Voter fraud is rare

Published 7:40 pm Tuesday, July 28, 2015

By JIM SMITH
First vice chair of the Beaufort County Democratic Party

The majority of the Republican-appointed Supreme Court has made two major blunders in the last two years.

No, I’m not referring to marriage rights and the Affordable Care Act decisions, which the far right hates but a majority of Americans support. The greatest recent blunder is the Citizens United decision, which has undermined the legitimacy of the American political system in most people’s minds. Few Americans believe that corporations with their virtually unlimited financial resources have the same rights as natural persons. The damage that this decision did as seen by majorities on the political left and right is to corrupt the entire American political system.

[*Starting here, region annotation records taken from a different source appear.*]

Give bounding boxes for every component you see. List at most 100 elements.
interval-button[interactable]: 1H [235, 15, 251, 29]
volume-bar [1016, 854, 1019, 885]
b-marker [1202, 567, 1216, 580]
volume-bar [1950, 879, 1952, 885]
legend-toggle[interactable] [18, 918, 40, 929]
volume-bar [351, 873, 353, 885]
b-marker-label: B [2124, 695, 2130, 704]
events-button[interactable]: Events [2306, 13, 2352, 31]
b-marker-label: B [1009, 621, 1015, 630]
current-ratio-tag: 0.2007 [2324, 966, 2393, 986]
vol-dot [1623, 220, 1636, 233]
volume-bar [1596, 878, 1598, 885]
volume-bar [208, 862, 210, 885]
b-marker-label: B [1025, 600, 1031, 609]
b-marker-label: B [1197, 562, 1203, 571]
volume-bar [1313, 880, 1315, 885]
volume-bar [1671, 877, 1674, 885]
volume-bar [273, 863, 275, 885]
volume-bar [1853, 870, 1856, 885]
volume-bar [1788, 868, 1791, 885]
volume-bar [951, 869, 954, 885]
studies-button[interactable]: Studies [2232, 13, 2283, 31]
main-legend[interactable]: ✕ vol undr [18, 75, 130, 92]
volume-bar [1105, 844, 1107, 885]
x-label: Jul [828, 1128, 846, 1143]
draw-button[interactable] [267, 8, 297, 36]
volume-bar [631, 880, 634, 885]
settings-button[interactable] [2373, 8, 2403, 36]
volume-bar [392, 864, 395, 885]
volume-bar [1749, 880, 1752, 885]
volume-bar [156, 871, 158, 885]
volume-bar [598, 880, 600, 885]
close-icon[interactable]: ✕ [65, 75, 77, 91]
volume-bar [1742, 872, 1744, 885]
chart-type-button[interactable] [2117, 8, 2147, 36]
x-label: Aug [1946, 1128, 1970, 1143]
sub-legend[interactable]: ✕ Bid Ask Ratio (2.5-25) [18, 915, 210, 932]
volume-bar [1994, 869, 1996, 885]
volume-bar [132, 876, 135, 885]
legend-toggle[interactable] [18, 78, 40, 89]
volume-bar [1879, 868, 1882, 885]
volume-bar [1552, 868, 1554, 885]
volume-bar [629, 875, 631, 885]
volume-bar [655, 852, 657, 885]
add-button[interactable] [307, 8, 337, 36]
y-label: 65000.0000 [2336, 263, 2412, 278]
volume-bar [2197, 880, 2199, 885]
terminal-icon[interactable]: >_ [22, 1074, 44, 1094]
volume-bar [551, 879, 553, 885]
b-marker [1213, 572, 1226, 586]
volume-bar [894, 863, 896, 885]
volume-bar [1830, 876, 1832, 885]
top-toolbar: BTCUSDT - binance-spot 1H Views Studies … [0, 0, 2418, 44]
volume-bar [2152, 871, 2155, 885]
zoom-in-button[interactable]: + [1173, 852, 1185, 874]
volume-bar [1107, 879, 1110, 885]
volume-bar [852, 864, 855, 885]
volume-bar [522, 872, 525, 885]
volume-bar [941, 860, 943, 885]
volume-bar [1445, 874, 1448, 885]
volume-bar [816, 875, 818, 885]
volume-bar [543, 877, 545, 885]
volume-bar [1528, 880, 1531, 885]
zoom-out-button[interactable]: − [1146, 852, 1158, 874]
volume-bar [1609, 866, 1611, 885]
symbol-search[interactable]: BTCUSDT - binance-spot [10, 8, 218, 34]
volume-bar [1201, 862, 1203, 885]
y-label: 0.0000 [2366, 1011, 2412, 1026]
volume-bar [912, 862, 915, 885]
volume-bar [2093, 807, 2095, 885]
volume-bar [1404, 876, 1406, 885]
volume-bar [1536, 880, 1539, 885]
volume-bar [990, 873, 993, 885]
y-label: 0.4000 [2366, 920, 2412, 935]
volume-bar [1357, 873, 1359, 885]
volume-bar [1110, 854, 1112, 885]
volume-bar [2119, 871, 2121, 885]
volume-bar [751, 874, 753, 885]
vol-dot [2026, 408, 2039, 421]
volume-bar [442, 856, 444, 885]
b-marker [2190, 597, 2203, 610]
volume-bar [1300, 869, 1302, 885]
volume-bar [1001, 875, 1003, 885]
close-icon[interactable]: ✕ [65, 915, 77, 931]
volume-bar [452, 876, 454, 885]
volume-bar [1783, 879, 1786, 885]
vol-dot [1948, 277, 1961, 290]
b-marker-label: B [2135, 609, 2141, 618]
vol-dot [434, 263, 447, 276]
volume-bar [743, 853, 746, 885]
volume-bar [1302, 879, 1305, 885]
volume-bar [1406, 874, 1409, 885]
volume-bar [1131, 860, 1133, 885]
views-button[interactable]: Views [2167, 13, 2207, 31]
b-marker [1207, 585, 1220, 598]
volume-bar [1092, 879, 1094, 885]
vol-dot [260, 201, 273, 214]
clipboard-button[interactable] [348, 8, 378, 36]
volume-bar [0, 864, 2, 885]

The second great blunder the Court blindly made is overturning a critical aspect of the Voting Rights Act. On June 25, 2013, the Court struck down Section 4 of the Voting Rights Act in Shelby County v. Holder. States with the worst history of voting discrimination — like North Carolina — no longer have to approve their voting law changes through the federal government. The decision allows a nationwide attack on voting rights of minorities, the elderly, students and people with disabilities in both parties as states pass voter suppression laws. These laws include cuts to early voting, voter ID laws and purges of voter rolls. They create significant burdens for eligible voters trying to exercise their most fundamental constitutional right. Four major voting rights cases have come before the Supreme Court in past months — from Ohio, North Carolina, Wisconsin and Texas — and in three instances the court has ruled to restrict voting rights.

The Supreme Court upheld an Appeals Court decision in Texas preserving a law that could disenfranchise 600,000 voters. It was the first time since 1982 that the Court approved a voting law that was intentionally discriminatory. Justice Ginsburg’s dissent, joined by Justices Sotomayor and Kagan, observed, “The greatest threat to public confidence in elections is the prospect of enforcing an intentionally discriminatory law, which risks denying the right to vote to hundreds of thousands of eligible voters.”

Lorraine C. Minnite, of Rutgers University-Camden, an expert on voter fraud, who has testified before Congress and advised government agencies, addressed this issue on numerous occasions. Fraud by individual voters is almost nonexistent. After 10 years of research, Minnite found that intentional fraud by individual voters is exceedingly rare. Other investigations have reached the same conclusion.

Under Republican President George W. Bush, the U.S. Justice Department searched for voter fraud. In the first three years of the program, just 26 people were convicted or pleaded guilty to illegal registration or voting out of 197,056,035 voters studied.

No state considering or passing restrictive voter identification laws has documented an actual problem with voter fraud. In Wisconsin, Indiana, Georgia and Pennsylvania, election officials testified they have never seen cases of voter impersonation at the polls. Indiana and Pennsylvania stipulated in court that they had experienced zero instances of voter fraud.

When federal authorities challenged voter identification laws in South Carolina and Texas, neither state provided any evidence of voter impersonation or any other type of fraud that could be deterred by requiring voters to present photo identification at the polls.

The results of Minnite’s meticulous research into the evidence of voter fraud in contemporary U.S. elections found that voting irregularities produced by the fragmented and complex nature of the electoral process are not totally uncommon, but the incidence of deliberate voter fraud is rare. In many cases discriminatory laws were passed according to a Texas federal judge “because of and not in spite of the voter ID law’s detrimental effects on the African-American and Hispanic electorate.”

Jim Smith is the first vice chair of the Beaufort County Democratic Party.